Embedded 3D Printing of Multimaterial Polymer Lattices via Graph-Based Print Path Planning

Recent advances in computational design and 3D printing enable the fabrication of polymer lattices with high strength-to-weight ratio and tailored mechanics. To date, 3D lattices composed of monolithic materials have primarily been constructed due to limitations associated with most commercial 3D printing platforms. Here, freeform fabrication of multi-material polymer lattices via embedded three-dimensional (EMB3D) printing is demonstrated. An algorithm is developed first that generates print paths for each target lattice based on graph theory. The effects of ink rheology on filamentary printing and the effects of the print path on resultant mechanical properties are then investigated. By co-printing multiple materials with different mechanical properties, a broad range of periodic and stochastic lattices with tailored mechanical responses can be realized opening new avenues for constructing architected matter.

Automated summary

Recent advancements in computational design and 3D printing technology have allowed for the fabrication of polymer lattices that have a high strength-to-weight ratio and tailored mechanics.
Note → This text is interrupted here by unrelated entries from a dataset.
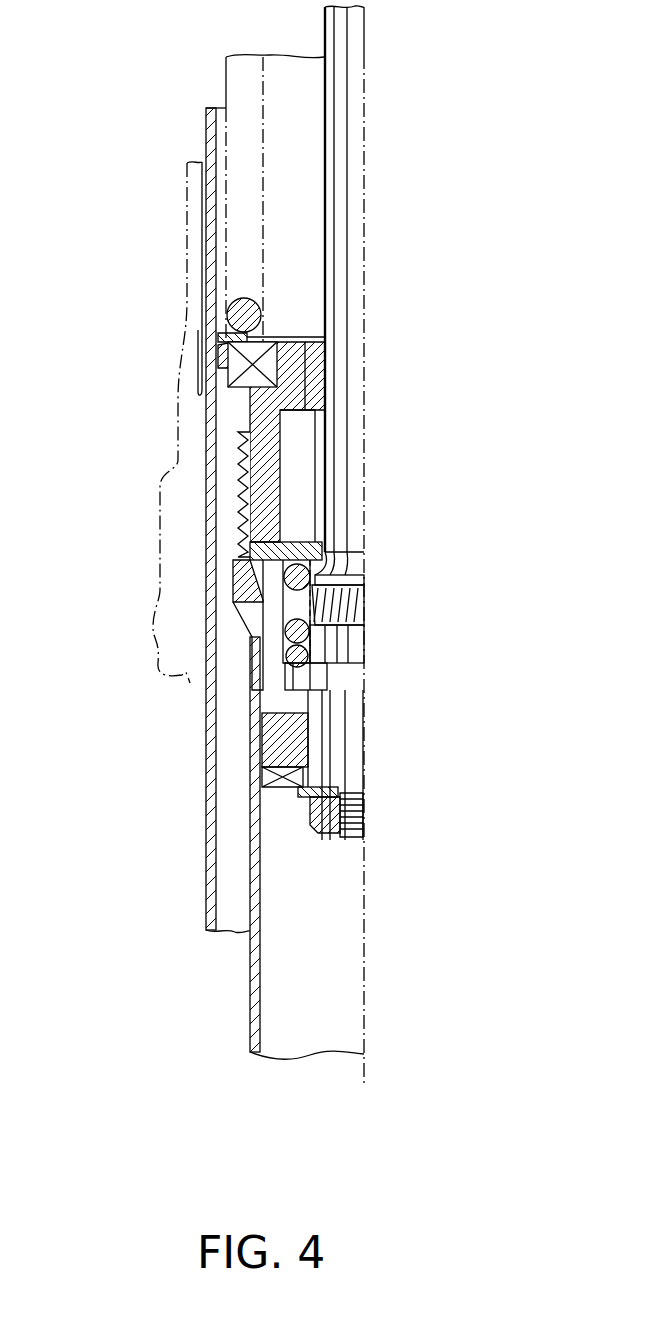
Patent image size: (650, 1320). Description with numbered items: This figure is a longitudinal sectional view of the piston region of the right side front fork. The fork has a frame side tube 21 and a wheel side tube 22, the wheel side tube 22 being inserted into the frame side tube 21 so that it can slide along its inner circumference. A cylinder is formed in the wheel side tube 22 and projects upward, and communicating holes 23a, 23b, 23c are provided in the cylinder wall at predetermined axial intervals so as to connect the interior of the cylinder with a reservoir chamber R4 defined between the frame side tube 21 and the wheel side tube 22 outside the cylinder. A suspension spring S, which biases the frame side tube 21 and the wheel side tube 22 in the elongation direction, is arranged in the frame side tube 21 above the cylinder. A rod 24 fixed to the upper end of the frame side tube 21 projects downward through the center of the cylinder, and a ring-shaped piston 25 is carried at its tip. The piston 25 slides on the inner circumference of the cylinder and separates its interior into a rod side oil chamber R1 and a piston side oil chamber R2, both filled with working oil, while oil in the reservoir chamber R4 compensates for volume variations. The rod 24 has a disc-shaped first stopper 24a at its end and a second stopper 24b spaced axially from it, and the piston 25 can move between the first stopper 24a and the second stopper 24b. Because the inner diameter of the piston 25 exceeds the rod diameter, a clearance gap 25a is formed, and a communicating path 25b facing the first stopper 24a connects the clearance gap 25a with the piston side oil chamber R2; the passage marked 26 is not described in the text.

The frame side tube 21 is at (177, 462).
The wheel side tube 22 is at (212, 134).
The suspension spring S is at (232, 318).
The communicating hole 23a is at (233, 612).
The communicating hole 23b is at (250, 828).
The communicating hole 23c is at (255, 1026).
The rod 24 is at (337, 33).
The first stopper 24a is at (302, 790).
The second stopper 24b is at (310, 675).
The piston 25 is at (277, 793).
The clearance gap 25a is at (313, 745).
The communicating path 25b is at (290, 778).
The passage 26 is at (293, 704).
The rod side oil chamber R1 is at (280, 680).
The piston side oil chamber R2 is at (333, 1015).
The reservoir chamber R4 is at (233, 908).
However, limitations with most commercial 3D printing platforms have only allowed for the construction of monolithic 3D lattices. This study demonstrates the use of embedded three-dimensional (EMB3D) printing to create multi-material polymer lattices, enabling the fabrication of a wide range of periodic and stochastic lattices with tailored mechanical responses by printing multiple materials with different mechanical properties.